Sans doute comme un point d’appui mobile et vivant qui organise et influence le mouvement des forces dont il a la charge. Nous pouvons voir en lui un foyer de Puissance qui se décline sur plusieurs niveaux, des plus subtils au plus physiques. Le terme latin qui porte le mieux ce concept est celui de Fulcrum (points d’orientation, leviers, potentialités, autour desquels le mouvement se produit et qui assurent la normalité de la fonction).
Il existe des fulcrums dans la nature (l’œil d’un cyclone par exemple), dans le corps (osseux, tissulaires ou fluidiques), mais il existe aussi des fulcrums de conscience.
L’une des représentations possibles du « Je » serait donc celle d’une Immobilité Dynamique, à la fois foyer de Puissance et de Conscience, dont l’inscription corporelle se déclinerait en différents fulcrums de Santé : osseux, tissulaires, fluidiques et de laquelle émergeraient les trois forces de l’âme, mais cette fois épurées des schèmes d’inertie générés par la subjectivité du moi d’entendement.
Si le « Je » est appelé progressivement à assumer ce rôle organisateur de Santé, la Santé comme résultat naturel de l’investissement de l’Esprit de vie dans le corps physique, nous pouvons à l’inverse considérer le moi comme un possible faux fulcrum, inerte, déstructurant et base d’un schéma lésionnel figé[2]. Le moi est un masque, certes, mais un masque nécessaire à l’advenue de la conscience de soi.
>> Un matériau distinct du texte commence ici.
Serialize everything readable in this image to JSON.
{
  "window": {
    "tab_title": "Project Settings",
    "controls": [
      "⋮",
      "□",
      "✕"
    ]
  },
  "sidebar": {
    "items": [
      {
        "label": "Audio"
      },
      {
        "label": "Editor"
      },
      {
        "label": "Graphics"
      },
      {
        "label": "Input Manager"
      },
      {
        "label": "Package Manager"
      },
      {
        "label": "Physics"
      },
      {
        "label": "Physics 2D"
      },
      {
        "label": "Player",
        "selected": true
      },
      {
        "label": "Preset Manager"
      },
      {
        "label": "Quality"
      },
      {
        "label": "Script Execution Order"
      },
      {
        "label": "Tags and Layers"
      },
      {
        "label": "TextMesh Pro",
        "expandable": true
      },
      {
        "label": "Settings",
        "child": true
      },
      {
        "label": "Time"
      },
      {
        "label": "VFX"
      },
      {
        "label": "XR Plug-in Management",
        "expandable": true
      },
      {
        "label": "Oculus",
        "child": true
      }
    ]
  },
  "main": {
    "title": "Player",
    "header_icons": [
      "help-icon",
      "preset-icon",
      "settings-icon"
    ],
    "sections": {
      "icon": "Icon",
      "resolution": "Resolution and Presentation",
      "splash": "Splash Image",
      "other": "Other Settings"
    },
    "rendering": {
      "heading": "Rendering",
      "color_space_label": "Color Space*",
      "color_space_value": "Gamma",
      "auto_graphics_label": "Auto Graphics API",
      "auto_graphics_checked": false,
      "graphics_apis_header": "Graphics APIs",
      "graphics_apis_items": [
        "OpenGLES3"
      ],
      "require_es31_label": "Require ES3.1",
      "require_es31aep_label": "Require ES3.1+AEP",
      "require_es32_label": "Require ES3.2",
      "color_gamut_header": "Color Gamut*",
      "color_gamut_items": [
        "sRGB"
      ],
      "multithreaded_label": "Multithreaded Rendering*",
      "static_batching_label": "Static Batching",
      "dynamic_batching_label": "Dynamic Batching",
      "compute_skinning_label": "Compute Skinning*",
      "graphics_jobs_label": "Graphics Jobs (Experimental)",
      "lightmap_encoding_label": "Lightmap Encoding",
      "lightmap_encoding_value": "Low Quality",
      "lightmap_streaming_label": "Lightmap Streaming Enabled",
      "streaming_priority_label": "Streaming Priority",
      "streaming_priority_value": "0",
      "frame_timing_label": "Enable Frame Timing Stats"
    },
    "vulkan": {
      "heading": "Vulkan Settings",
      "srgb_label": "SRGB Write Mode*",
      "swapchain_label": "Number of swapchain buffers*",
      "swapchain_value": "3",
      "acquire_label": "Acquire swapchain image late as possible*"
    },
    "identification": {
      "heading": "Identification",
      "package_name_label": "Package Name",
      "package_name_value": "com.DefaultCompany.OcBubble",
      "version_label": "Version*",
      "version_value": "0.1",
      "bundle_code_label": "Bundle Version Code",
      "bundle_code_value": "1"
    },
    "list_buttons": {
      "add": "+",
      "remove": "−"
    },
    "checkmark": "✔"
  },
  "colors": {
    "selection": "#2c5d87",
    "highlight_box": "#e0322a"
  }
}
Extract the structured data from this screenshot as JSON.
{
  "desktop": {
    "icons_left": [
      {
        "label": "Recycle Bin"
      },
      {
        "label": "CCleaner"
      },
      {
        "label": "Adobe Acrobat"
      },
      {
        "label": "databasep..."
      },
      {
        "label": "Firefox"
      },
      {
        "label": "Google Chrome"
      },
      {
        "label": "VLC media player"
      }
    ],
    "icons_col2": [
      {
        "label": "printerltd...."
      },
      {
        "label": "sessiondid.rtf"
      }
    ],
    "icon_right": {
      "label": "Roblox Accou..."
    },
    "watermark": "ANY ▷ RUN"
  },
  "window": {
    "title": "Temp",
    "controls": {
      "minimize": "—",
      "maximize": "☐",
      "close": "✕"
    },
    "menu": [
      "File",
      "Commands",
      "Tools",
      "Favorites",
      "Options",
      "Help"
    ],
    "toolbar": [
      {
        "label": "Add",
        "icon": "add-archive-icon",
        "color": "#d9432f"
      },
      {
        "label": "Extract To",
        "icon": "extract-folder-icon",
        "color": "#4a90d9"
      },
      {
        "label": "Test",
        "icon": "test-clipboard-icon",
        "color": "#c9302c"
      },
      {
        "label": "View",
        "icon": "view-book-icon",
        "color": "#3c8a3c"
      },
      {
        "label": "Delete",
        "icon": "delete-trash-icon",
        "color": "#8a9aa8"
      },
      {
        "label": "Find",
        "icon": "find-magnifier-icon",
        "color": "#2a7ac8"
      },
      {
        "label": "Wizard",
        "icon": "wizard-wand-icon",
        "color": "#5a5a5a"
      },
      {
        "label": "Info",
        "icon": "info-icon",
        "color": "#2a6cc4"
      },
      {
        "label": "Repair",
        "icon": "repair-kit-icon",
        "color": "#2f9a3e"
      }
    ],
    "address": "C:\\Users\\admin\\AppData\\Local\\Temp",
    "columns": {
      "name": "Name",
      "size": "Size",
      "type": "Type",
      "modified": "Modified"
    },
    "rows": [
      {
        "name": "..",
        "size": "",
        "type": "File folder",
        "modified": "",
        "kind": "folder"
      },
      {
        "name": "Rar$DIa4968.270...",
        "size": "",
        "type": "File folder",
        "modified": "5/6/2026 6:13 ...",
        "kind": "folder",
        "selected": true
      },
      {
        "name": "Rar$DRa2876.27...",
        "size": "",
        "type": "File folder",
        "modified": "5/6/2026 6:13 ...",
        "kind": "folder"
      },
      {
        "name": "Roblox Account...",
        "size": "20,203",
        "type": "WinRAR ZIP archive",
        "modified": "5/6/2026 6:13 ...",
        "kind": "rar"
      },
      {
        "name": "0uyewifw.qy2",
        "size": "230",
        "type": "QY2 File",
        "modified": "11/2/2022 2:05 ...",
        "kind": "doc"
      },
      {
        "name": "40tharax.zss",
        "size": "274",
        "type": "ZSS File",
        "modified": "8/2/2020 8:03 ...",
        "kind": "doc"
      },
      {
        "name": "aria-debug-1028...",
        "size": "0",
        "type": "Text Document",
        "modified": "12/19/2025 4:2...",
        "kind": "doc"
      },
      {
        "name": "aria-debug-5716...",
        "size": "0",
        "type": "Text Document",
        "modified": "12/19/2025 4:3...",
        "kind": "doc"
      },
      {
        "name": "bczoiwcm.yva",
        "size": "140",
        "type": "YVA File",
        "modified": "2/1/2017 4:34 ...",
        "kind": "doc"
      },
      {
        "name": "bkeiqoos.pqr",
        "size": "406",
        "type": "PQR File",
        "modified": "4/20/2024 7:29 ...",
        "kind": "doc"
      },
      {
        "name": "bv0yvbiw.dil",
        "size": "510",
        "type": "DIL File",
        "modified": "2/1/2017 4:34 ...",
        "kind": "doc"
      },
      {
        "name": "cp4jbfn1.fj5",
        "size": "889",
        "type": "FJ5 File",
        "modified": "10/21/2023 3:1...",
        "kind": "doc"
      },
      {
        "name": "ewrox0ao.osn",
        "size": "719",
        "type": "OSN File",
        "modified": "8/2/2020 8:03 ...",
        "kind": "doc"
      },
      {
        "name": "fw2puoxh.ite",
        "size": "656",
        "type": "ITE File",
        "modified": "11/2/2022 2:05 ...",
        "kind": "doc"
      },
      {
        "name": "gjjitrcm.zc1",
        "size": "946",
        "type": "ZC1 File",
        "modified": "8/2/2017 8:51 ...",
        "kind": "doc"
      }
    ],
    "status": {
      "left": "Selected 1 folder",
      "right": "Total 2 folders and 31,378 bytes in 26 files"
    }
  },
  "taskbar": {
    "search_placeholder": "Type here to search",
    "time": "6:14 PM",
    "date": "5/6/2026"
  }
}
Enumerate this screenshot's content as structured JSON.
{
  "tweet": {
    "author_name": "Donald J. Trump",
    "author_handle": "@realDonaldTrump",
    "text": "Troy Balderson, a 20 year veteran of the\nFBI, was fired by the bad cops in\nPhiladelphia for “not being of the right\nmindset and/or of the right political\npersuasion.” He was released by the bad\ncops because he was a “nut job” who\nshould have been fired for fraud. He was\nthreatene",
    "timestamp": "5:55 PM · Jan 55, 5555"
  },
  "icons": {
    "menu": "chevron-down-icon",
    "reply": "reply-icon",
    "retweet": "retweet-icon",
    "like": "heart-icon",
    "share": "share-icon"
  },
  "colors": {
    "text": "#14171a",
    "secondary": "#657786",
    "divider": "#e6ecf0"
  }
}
Le problème est de s’y fixer. C’est alors qu’il devient un pseudo fulcrum, se faisant passer pour un centre alors qu’il n’en est que le revêtement, la couverture.
Dans la Grèce antique, le terme kyrios désignait le maître de maison responsable de la vie de l’ensemble des êtres qui vivaient sous son toit.
Ce même terme connut un prolongement biblique, le Kyrios (avec une majuscule cette fois, selon la formule « Kyrios o Theos », « le Seigneur est Dieu », que l’on trouve à de multiples reprises tant dans le Premier que dans le Nouveau Testament), Souverain intérieur des forces de l’âme devenues, de fait, ses fidèles instruments.
Une fois ce centre reconnu, peut alors commencer le travail d’épuration des forces de l’âme lesquelles, perdant leur subjectivité faite de sympathies ou d’antipathies, peuvent devenir de véritables sources de connaissance fiables.
Une pensée épurée se distingue par le fait qu’elle n’est plus tributaire des perceptions sensorielles du monde physique. La vie du concept, devenue indépendante de la perception, permet à cette dernière d’être entièrement saisie par la puissance du concept qui, en retour, s’écoule parfaitement en elle (le médecin Johann Heinroth, à qui l’on attribue la paternité des termes « psychosomatique » et « psychiatrie », qualifiait ainsi le penser de Goethe – qu’il admirait – de « penser objectif », dénomination dans laquelle Goethe se reconnaissait pleinement).
L’objectivation de la force du sentir permet, quant à elle, un accès à la connaissance imaginative, l’Imagination spirituelle, dont nous parlons très régulièrement au sein de « Khôra Imagination ». D’où le lien privilégié de celle-ci avec l’art authentique qui lui aussi relève, essentiellement, de la sphère du sentiment.
Une volonté épurée, objective, sans doute encore plus délicate et lointaine à saisir, n’est pas sans rappeler le récent atelier présenté au sein de notre association sur le mythe d’Orphée qui, de sa lyre inspirée, laissait résonner la musique des sphères[3], le pouvoir mystérieux du Verbe.
À l’homme désireux de vivre cette montée en puissance progressive de lui-même en tant que sujet, il appartient de lutter contre la passivité de son âme (et d’en rejeter ses effets pervers, telle la servitude volontaire).
La vision matérialiste du monde ne cesse de le détourner de ce combat et de substituer à un cheminement intérieur une quête obsessionnelle de soi à travers l’éclatement d’identités numériques toujours faussées.